RegEx, short for regular expression, is an incredibly powerful tool for parsing data in Alteryx. It uses symbols to match sequences of letters, numbers, or characters in text, which allows us to extract useful information. In simpler terms, it recognises patterns that help us to group data. So what syntax is used to build regular expressions? Well, to get us started, here are the basic ones:
. = any single character
\w = word character
\d = digit
\n = new line
\s = white space character
+ = one or more
() = marked group (i.e. the information you want to extract)
So for example, (\d+)\n means that we want to group one or more digits until there is a new line. That is simple enough to digest, but we can build more complex expressions, as I will show you below.
Why Use RegEx?
This is an example of some xml that I scraped from a property website. I want to extract the suburb, property type and median price from this text, and group them accordingly. Our old friend text-to-columns isn’t going to cut it. This complexity of parsing requires a bit more heavy lifting, and this is where RegEx comes into its own.
How To Use RegEx
Figuring out the right regular expression usually requires some trial and error. As such, I suggest using a RegEx testing website such as RegEx Pal. It allows you to test your RegEx to see whether you are extracting the right information. I find it particularly helpful because you can see whether you are grouping correctly, as well as whether your expression works for all the text you want to parse, and not just a few lines. Codes such as xml and json usually have a similar structure across each line, so RegEx can find the revelant information in each line, it just requires a bit of testing.
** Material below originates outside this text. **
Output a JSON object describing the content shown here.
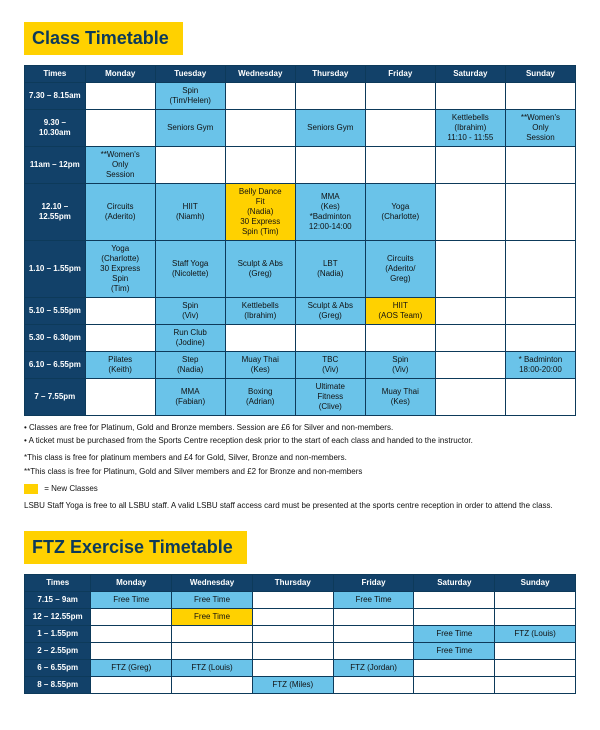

Back to our example, here is how I tested my expression:
As you can see, when you hover over a highlighted section of text, a pop-up box appears with all the marked groups. As I mentioned before, this is a great way to check whether you have grouped correctly. Something else I would like to point out is that I started the regular expression with ‘strong’ because it is common to both lines and immediately precedes the information I want to extract. This also plays into another useful hack, which is that you can simply copy and paste common text into your regular expression that you don’t want to group. It can save you a lot of time instead of painstakingly putting together the required symbols for information you don’t want to extract.
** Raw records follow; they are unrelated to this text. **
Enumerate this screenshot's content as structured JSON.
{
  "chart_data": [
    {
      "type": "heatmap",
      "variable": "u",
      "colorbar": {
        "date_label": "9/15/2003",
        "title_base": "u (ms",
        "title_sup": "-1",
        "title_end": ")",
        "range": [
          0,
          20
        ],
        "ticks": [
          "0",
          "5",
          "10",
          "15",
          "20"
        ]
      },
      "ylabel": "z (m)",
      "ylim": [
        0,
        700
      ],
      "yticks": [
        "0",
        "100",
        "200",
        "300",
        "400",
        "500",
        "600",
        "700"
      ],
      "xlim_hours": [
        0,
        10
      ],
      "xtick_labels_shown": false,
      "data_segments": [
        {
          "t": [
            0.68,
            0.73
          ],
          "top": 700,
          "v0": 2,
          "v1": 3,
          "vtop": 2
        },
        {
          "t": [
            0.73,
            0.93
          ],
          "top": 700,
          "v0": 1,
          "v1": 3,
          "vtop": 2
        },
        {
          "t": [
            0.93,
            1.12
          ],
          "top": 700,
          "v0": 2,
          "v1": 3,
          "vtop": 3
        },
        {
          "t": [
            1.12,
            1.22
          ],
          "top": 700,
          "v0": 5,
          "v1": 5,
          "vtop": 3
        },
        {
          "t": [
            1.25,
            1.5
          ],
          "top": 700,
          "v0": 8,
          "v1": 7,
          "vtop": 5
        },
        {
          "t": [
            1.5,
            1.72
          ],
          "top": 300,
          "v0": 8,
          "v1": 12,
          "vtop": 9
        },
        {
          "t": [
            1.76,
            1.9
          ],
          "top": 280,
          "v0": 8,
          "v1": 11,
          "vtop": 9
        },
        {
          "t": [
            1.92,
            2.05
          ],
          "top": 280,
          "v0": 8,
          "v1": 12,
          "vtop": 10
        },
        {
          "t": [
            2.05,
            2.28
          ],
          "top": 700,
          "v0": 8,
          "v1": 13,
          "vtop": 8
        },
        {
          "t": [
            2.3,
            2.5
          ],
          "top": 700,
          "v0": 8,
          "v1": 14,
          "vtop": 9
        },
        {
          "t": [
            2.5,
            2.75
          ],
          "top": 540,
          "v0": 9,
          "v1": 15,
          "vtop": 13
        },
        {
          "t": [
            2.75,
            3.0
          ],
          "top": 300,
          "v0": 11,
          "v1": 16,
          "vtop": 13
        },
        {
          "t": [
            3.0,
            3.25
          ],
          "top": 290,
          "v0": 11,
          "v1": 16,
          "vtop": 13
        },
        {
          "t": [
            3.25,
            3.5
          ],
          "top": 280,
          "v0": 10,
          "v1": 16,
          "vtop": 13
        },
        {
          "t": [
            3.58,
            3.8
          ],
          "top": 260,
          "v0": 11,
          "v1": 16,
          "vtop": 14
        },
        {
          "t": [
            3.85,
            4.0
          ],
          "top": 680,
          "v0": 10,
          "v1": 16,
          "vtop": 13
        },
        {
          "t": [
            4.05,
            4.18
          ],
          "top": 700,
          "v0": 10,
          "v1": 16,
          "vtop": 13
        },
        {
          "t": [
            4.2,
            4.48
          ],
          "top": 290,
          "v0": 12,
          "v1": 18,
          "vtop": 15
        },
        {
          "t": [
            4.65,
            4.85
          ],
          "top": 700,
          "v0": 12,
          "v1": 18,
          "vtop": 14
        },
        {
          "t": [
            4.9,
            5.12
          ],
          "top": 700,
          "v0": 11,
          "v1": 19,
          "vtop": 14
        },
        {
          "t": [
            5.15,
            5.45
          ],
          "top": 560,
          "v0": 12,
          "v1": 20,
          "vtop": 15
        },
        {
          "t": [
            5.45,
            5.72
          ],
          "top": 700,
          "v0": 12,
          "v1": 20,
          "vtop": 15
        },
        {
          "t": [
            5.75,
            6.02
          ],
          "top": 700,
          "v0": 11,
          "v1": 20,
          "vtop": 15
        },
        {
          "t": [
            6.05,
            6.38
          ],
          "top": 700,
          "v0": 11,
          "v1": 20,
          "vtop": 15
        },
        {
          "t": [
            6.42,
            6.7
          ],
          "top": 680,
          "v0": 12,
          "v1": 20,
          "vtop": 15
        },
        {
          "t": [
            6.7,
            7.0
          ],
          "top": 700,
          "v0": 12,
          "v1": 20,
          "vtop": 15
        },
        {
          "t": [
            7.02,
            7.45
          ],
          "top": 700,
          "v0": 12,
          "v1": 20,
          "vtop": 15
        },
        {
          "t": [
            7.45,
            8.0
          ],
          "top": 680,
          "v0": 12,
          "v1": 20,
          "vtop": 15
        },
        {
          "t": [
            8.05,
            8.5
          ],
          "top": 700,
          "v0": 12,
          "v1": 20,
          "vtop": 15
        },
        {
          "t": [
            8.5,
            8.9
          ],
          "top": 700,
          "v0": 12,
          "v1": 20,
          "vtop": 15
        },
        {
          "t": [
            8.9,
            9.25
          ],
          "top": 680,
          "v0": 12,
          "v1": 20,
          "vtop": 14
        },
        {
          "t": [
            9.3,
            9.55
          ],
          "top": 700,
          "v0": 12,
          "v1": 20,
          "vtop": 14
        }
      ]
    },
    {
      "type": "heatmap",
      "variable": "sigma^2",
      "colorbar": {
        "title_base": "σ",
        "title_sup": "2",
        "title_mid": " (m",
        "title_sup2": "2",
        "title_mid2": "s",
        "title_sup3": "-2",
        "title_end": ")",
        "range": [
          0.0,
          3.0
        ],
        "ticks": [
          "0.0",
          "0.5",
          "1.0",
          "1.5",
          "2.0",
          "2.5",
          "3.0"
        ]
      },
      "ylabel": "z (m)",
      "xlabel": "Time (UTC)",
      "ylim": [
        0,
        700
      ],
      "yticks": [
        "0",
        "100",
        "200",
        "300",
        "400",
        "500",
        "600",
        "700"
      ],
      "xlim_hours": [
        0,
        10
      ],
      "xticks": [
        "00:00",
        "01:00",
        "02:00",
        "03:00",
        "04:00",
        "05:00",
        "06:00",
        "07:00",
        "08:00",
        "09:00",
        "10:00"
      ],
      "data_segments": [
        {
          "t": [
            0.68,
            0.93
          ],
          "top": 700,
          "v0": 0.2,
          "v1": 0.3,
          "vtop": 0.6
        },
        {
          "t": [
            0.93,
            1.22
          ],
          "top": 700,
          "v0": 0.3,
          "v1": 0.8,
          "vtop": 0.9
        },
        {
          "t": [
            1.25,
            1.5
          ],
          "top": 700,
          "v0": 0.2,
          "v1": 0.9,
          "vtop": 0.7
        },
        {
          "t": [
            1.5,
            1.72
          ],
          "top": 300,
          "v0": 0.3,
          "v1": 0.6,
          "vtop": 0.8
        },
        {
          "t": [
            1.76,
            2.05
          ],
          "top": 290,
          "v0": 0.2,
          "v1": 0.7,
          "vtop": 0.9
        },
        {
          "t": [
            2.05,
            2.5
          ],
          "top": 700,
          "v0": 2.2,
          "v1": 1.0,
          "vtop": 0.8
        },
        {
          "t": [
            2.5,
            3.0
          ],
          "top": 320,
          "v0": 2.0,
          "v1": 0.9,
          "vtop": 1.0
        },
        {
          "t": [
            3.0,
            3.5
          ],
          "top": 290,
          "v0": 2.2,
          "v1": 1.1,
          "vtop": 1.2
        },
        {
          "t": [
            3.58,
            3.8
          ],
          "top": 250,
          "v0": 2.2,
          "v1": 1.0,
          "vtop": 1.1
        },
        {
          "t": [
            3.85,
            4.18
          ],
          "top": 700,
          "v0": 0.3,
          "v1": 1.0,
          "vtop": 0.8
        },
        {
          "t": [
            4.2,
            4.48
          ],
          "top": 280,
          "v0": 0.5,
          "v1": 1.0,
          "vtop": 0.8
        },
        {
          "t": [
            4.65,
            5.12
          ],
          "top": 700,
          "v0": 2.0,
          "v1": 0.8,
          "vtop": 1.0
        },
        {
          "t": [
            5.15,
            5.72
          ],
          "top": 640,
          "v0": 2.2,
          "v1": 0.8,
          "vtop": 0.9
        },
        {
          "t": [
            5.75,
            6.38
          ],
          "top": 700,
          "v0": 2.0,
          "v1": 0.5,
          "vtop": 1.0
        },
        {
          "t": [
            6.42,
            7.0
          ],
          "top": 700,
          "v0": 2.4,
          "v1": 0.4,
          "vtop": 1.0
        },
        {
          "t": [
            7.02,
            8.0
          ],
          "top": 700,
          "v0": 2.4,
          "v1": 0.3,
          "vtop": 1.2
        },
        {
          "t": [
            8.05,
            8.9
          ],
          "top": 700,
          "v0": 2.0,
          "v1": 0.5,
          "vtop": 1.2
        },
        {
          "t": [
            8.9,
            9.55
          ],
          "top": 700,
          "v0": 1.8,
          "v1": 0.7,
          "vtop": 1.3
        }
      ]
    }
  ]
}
Now that we’ve got our regular expression, we can copy and paste it into the RegEx tool in Alteryx, as shown above. Alteryx has created a new field for each group, which I have renamed accordingly in the Output section of the RegEx tool configuration window. Here is the output we get:
The final 3 columns are a lot more digestible than the 1st, which contains the text before it was parsed. This illustrates how useful RegEx can be to parse data. Obviously this is a simple example, but the same principles apply to text with hundreds or thousands of lines. Hopefully you know a little bit more about RegEx after reading this!